Delapan Hari Menembus Neraka Banjir Aceh: Kisah Heru yang Pulang dengan Luka dan Syukur

- Senin, 15 Desember 2025 | 11:48 WIB
Delapan Hari Menembus Neraka Banjir Aceh: Kisah Heru yang Pulang dengan Luka dan Syukur

Raut lelah masih jelas terpancar di wajah Heru Apriangga. Di rumahnya di Blok Bungkul Barat, Indramayu, Minggu siang itu, sorot matanya masih menyimpan bayangan mengerikan dari perjalanan panjang yang baru saja ia lalui. Delapan hari. Itu waktu yang ia habiskan untuk berjalan kaki, menembus hutan lebat, menghindari longsor, dan menyaksikan langsung sisa-sisa kehancuran banjir bandang di Aceh Tengah. Baginya, bisa kembali menginjakkan kaki di rumah terasa seperti keajaiban.

Sebagai pekerja bangunan, Heru berangkat ke Aceh Tengah bersama puluhan rekan pada Jumat, 21 November 2025. Tujuannya: membangun markas TNI di kawasan hutan Pamar. Mereka tiba di lokasi proyek pada Rabu malam. Namun, petaka datang jauh lebih cepat dari perkiraan siapa pun.

“Jadi yang dilihat di medsos itu sebenarnya hanya sebagian kecil,” ujar Heru, suaranya rendah.

“Aslinya, jauh lebih parah lagi.”

Malam Gelap dan Jeritan Minta Tolong

Hanya beberapa jam setelah tiba, segalanya berubah. Listrik padam total, sinyal ponsel lenyap. Dalam kegelapan pekat, Heru mendengar suara gemuruh yang tak biasa air yang mengalir deras, bercampur dengan bunyi batang kayu saling menghantam. Dari kejauhan, teredam tapi jelas, terdengar jeritan minta tolong.

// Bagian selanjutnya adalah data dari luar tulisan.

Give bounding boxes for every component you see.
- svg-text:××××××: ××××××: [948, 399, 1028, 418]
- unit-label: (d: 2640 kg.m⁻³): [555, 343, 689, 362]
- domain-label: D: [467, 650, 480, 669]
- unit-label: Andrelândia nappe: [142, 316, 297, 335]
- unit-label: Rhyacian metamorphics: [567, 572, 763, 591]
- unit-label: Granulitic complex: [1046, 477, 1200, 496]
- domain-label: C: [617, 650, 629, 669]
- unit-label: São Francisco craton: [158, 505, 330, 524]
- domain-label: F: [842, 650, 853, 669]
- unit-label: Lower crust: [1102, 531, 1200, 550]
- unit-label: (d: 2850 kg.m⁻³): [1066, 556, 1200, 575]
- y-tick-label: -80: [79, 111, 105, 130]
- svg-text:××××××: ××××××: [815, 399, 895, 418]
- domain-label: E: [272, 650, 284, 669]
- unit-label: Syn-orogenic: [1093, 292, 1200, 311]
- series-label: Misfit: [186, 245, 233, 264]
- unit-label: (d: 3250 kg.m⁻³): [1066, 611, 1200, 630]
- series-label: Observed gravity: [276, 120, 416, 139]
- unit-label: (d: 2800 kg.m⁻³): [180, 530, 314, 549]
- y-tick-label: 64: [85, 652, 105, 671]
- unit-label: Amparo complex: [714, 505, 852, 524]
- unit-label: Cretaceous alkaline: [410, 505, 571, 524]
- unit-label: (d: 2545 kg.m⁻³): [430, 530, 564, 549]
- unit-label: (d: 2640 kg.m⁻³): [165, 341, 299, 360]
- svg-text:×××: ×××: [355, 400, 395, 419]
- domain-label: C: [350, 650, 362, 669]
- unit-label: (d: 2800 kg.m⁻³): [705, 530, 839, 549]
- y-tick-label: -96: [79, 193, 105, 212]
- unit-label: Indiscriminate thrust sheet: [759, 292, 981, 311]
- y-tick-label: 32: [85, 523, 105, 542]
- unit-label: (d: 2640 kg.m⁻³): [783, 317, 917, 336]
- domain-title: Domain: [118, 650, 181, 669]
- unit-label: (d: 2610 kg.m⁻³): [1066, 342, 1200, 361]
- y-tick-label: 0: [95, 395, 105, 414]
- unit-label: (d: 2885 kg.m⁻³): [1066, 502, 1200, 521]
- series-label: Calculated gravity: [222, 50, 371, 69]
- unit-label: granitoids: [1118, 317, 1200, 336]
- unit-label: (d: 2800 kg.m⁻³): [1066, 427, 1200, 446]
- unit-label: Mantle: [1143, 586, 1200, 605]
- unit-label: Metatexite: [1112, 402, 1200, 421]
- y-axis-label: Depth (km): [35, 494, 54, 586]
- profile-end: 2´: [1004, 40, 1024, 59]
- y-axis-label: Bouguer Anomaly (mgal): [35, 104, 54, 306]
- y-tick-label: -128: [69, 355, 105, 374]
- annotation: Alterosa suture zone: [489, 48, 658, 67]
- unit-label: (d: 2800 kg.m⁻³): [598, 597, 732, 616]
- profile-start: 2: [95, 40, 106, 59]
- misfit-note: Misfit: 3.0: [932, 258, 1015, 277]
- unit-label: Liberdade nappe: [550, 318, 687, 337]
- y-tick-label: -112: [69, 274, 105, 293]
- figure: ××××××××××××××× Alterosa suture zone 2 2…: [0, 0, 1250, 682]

Untungnya, posisi mereka lebih tinggi. “Kita nggak bisa ngapa-ngapain, listrik mati, sinyal nggak ada,” kenangnya. “Saya bangunin teman-teman, kami lihat banjir itu sekitar seratus meter dari tempat kami.” Mereka selamat malam itu, tapi belum tahu apa yang sebenarnya terjadi di bawah sana.

Rasa Lapar dan Kecurigaan

Keesokan harinya, mereka tetap bekerja. Tapi bencana sebenarnya mulai terasa lewat perut yang keroncongan. Dua hari berlalu tanpa jatah makan sama sekali. Saat protes dilayangkan, jawaban dari anggota TNI yang berjaga justru membuat hati mereka semakin ciut.

“Kata anggota TNI-nya, jangankan kalian, kita juga kelaparan.”

Larangan untuk pergi pun diberikan. Akses jalan terputus, katanya, dan rawan longsor susulan. Heru dan beberapa rekannya tak percaya. “Kami pikir cuma alasan nahan kita biar terus kerja,” ucapnya. Akhirnya, dari 24 pekerja, separuhnya memilih nekat pergi. Heru termasuk di dalamnya.